While a necessary element of the solution, repositories such as PROMISE are only a part of the solution to finding motivating and convincing evidence. We described in the previous section how the gathering of evidence is always somewhat context-specific. Recently we have come to appreciate how much interpreting the evidence is also context-specific, even audience-specific. To appreciate that, we need to digress quickly to discuss a little theory.
Many software engineering problems live in a space of solutions that twists and turns like a blanket hastily thrown onto the floor. Imagine an ant searching the hills and valleys of this blanket, looking for the lowest point where, say, the software development effort and the number of defects are at a minimum.
If the problem is complex enough (and software design and software process decisions can be very complex indeed), there is no best way to find this best solution. Rather, our ant might get stuck in the wrong valley, thinking it the lowest when in fact it is not (e.g., if some ridge obscures its view of a lower neighboring valley).
Optimization and Artificial Intelligence (AI) algorithms use various heuristics to explore this space of options. One heuristic is to model the context of the problem, according to the goals of a particular audience, and then nudge the search in a particular direction. Imagine that the ant is on a leash and the leash is being gently pulled by the goal heuristic.
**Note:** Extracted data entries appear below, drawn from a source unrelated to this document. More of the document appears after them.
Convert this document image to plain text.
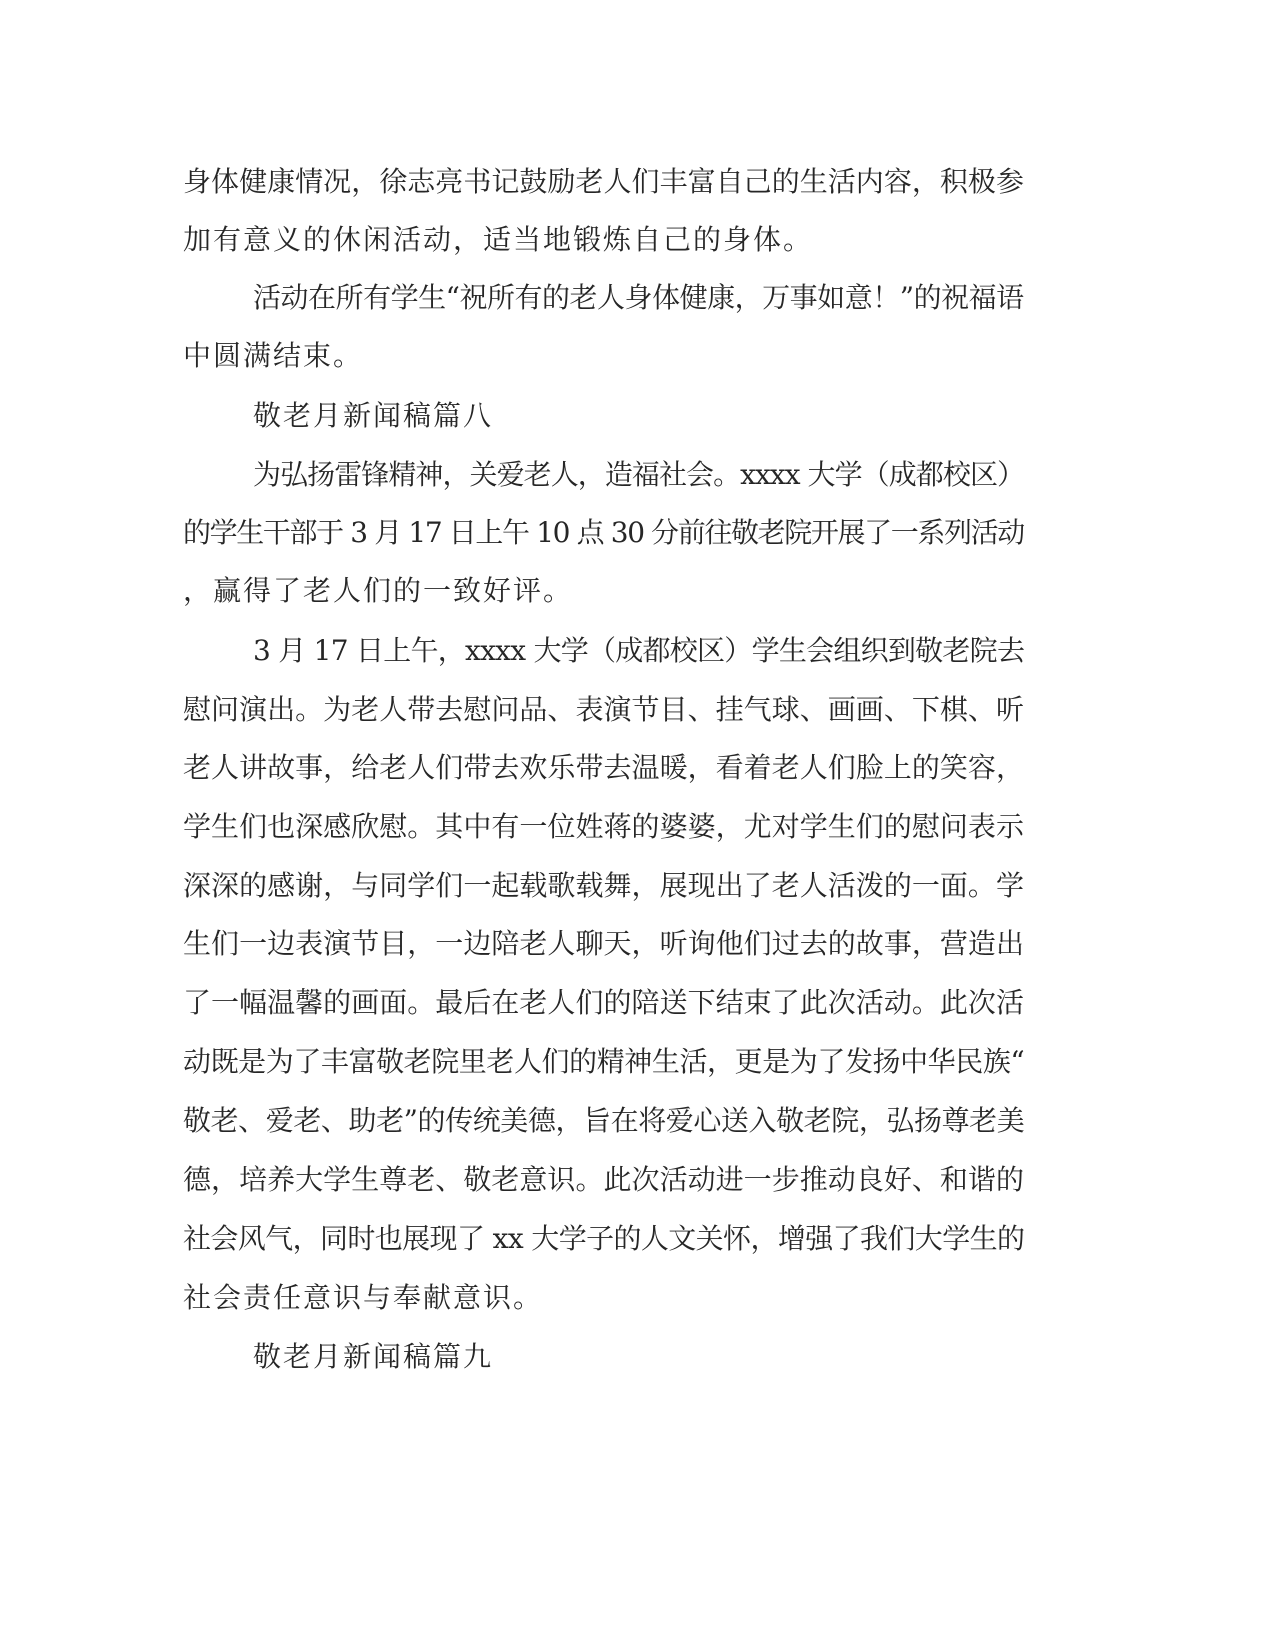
身体健康情况，徐志亮书记鼓励老人们丰富自己的生活内容，积极参
加有意义的休闲活动，适当地锻炼自己的身体。
活动在所有学生“祝所有的老人身体健康，万事如意！”的祝福语
中圆满结束。
敬老月新闻稿篇八
为弘扬雷锋精神，关爱老人，造福社会。xxxx 大学（成都校区）
的学生干部于 3 月 17 日上午 10 点 30 分前往敬老院开展了一系列活动
，赢得了老人们的一致好评。
3 月 17 日上午，xxxx 大学（成都校区）学生会组织到敬老院去
慰问演出。为老人带去慰问品、表演节目、挂气球、画画、下棋、听
老人讲故事，给老人们带去欢乐带去温暖，看着老人们脸上的笑容，
学生们也深感欣慰。其中有一位姓蒋的婆婆，尤对学生们的慰问表示
深深的感谢，与同学们一起载歌载舞，展现出了老人活泼的一面。学
生们一边表演节目，一边陪老人聊天，听询他们过去的故事，营造出
了一幅温馨的画面。最后在老人们的陪送下结束了此次活动。此次活
动既是为了丰富敬老院里老人们的精神生活，更是为了发扬中华民族“
敬老、爱老、助老”的传统美德，旨在将爱心送入敬老院，弘扬尊老美
德，培养大学生尊老、敬老意识。此次活动进一步推动良好、和谐的
社会风气，同时也展现了 xx 大学子的人文关怀，增强了我们大学生的
社会责任意识与奉献意识。
敬老月新闻稿篇九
Now, here’s the kicker. These search heuristics, although useful, impose a bias on the search results. If you change the context and change the heuristic bias, these algorithms find different “best” solutions. For example, in experiments with AI searches over software process models, Green et al. used two different goal functions [Green et al. 2009]. One goal represented a safety-critical government project where we tried to reduce both the development effort and the number of defects in the delivered software. Another goal represented a more standard business situation where we were rushing software to market, all the while trying not to inject too many defects. That study examined four different projects using an AI optimizer. Each search was repeated for each goal. A striking feature of the results was that the recommendations generated using one goal were usually rejected by the other. For example, an AI search using one goal recommended increasing the time to delivery, whereas the other recommended decreasing it.
This result has major implications for any researcher trying to find evidence that convinces an audience to change the process or tools used to develop software. Rather than assume that all evidence will convince all audiences, we need to tune the evidence to the audience. It is not enough to stand on the stage and pull seemingly impressive evidence out of a hat. Even statistically strong, repeated evidence from elegant studies will not prompt any change if the evidence is about issues that are irrelevant to the audience. Put another way, we have to respect the business bias of the audience who may be asking themselves, “But what’s it all good for?”